Voters have spoken and new leaders will take office in Ketchum and Sun Valley in January. The issues facing the two cities mean that there won’t be much time for on-the-job training and languid learning curves. Newly elected officials must get their homework done and hit the ground running or the cities will suffer.
Ketchum’s new Mayor Nina Jonas, who left a seat on the City Council to run for mayor, should set out a clear agenda for the city early on in order to keep the city moving forward on infrastructure and economic initiatives.
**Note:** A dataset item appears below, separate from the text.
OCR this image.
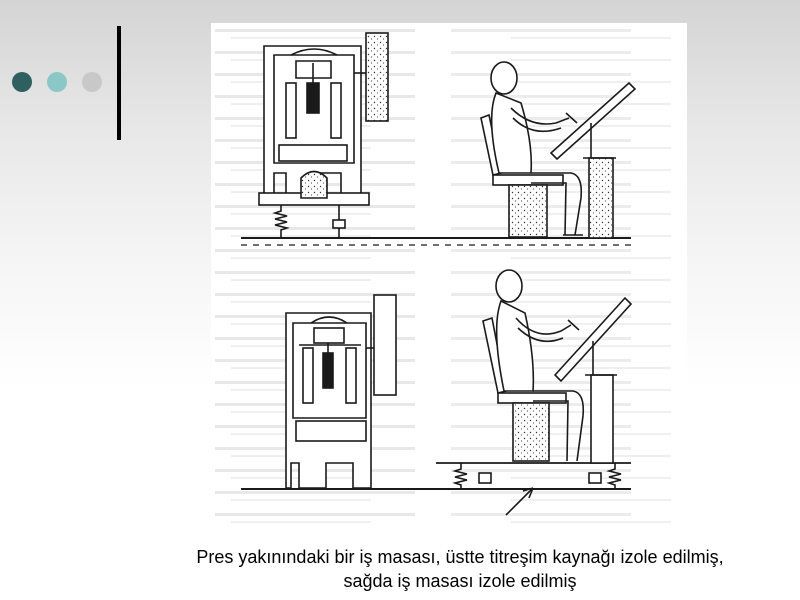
Pres yakınındaki bir iş masası, üstte titreşim kaynağı izole edilmiş,
sağda iş masası izole edilmiş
Otherwise, projects like the whitewater park, new workforce housing development and the city’s comprehensive plan could languish needlessly if the city gets bogged down.
Sun Valley, Ketchum and Hailey will also need to move briskly to get a new board set up and members appointed to manage priorities for the proceeds of the new 1 percent local option tax for air service. New efforts to keep and attract air service cannot come too soon for an area that not only needs affordable air service from more major cities, but extensive marketing to keep new and old routes healthy.
Sun Valley officials will need to come to grips with buying a fire truck authorized in this year’s budget and figure out a long-term method to repair and replace the city’s crumbling paths and streets. It isn’t too soon to discuss whether the city can or will loosen its grip on the Sun Valley Marketing Alliance’s air supply by re-establishing funding levels promised when the city partnered with Ketchum to form the alliance.
Make it or break it—it’s now up to the new faces in city government.